A table you create without partitioning puts the data in a single directory. Partitioning
   divides the data into multiple directories. Queries of one or more columns based on the
   directories can run faster. Lengthy full table scans are avoided. Only data in the relevant
   directory is scanned. For example, a school_records table partitioned on a
    year column, segregates values by year into separate directories. A
    WHERE condiition such as YEAR=2020, YEAR IN
    (2020,2019), or YEAR BETWEEN 2001 AND 2010 scans only the data in the
   appropriate directory to resolve the query.
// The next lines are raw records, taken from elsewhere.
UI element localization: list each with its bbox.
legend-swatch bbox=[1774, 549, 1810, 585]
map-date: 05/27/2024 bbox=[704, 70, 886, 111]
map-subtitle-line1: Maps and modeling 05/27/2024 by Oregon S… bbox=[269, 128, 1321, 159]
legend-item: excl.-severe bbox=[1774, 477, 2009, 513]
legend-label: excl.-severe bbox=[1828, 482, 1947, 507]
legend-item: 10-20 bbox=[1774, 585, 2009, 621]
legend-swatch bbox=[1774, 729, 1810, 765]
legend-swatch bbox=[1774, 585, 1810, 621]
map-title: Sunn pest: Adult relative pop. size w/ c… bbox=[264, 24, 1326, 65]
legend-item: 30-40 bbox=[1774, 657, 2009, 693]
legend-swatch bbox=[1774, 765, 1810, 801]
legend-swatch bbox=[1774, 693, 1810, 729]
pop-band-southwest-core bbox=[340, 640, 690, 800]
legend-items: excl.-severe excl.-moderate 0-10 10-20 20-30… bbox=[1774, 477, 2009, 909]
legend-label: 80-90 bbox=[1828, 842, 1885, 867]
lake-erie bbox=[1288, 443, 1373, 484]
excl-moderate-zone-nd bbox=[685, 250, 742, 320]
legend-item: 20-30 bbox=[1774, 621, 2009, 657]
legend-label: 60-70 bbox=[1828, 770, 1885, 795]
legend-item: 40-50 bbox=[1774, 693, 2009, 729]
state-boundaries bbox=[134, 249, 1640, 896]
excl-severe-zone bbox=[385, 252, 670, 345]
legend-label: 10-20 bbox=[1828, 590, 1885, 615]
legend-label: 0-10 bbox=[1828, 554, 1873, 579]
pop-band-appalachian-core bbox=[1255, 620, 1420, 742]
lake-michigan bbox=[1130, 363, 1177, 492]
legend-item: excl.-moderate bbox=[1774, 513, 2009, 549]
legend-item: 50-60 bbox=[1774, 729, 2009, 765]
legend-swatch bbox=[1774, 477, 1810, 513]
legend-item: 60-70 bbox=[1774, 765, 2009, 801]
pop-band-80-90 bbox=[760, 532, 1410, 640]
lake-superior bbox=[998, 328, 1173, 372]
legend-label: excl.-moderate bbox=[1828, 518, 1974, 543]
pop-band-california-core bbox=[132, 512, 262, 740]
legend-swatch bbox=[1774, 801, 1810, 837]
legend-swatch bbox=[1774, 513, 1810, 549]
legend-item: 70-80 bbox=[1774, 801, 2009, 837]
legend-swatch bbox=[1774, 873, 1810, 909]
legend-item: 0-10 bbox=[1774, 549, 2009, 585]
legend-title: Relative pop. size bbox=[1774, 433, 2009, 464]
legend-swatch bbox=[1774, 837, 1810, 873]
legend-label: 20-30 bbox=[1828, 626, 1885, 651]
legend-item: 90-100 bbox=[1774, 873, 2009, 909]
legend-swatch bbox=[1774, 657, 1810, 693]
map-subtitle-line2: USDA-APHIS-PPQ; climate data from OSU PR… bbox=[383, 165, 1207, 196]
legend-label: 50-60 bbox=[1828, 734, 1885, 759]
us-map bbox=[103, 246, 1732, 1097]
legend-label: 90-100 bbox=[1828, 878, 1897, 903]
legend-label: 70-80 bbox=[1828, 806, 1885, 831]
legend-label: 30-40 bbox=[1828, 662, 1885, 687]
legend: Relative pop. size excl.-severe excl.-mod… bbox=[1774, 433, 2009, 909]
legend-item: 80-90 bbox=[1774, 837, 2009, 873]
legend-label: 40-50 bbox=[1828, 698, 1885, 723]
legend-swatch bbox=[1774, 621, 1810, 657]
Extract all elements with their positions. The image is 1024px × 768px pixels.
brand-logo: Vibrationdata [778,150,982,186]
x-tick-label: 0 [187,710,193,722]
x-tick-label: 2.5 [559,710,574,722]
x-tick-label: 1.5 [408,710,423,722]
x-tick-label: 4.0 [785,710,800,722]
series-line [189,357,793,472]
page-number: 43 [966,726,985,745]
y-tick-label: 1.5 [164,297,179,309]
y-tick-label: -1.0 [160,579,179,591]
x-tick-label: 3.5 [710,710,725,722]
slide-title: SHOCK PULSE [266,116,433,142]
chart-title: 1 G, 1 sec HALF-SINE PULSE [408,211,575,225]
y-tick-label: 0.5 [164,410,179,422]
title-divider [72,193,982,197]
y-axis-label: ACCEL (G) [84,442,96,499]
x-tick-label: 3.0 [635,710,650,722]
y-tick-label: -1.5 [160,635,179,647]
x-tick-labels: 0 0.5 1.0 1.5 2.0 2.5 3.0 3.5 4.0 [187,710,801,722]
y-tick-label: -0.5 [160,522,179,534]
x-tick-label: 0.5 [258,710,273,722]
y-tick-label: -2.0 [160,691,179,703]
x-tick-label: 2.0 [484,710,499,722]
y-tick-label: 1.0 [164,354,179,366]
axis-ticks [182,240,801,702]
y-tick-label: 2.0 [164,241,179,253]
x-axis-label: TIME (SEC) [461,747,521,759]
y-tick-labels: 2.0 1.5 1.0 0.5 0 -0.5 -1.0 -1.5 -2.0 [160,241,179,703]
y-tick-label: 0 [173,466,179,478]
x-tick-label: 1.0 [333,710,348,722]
Using partitions typically improves query
   performance.
CREATE TABLE sale(id in, amount decimal) PARTITIONED BY (xdate string, state string);
   To insert data into this table, you specify the partition key for fast loading:
   INSERT INTO sale (xdate='2016-03-08', state='CA') SELECT * FROM staging_table WHERE xdate='2016-03-08' AND state='CA'; You
   do not need to specify dynamic partition columns. Hive generates a partition specification if you
   enable dynamic partitions. Examples of a query on partitioned data
INSERT INTO sale (xdate, state)
SELECT * FROM staging_table;Follow these best practices when you partition tables and query partitioned tables:
- Never partition on a unique ID.
 - Size partitions to greater than or equal to 1 GB on average.
 - Design queries to process not more than 1000 partitions.
 
Invalid Characters in a Partition Name
- colon
 - question mark
 - percent
 
If you use these characters in a partition name, your directories will be named using the URL encoding of these characters, as described in "Why some special characters should not be used in a partition name in Hive/Impala."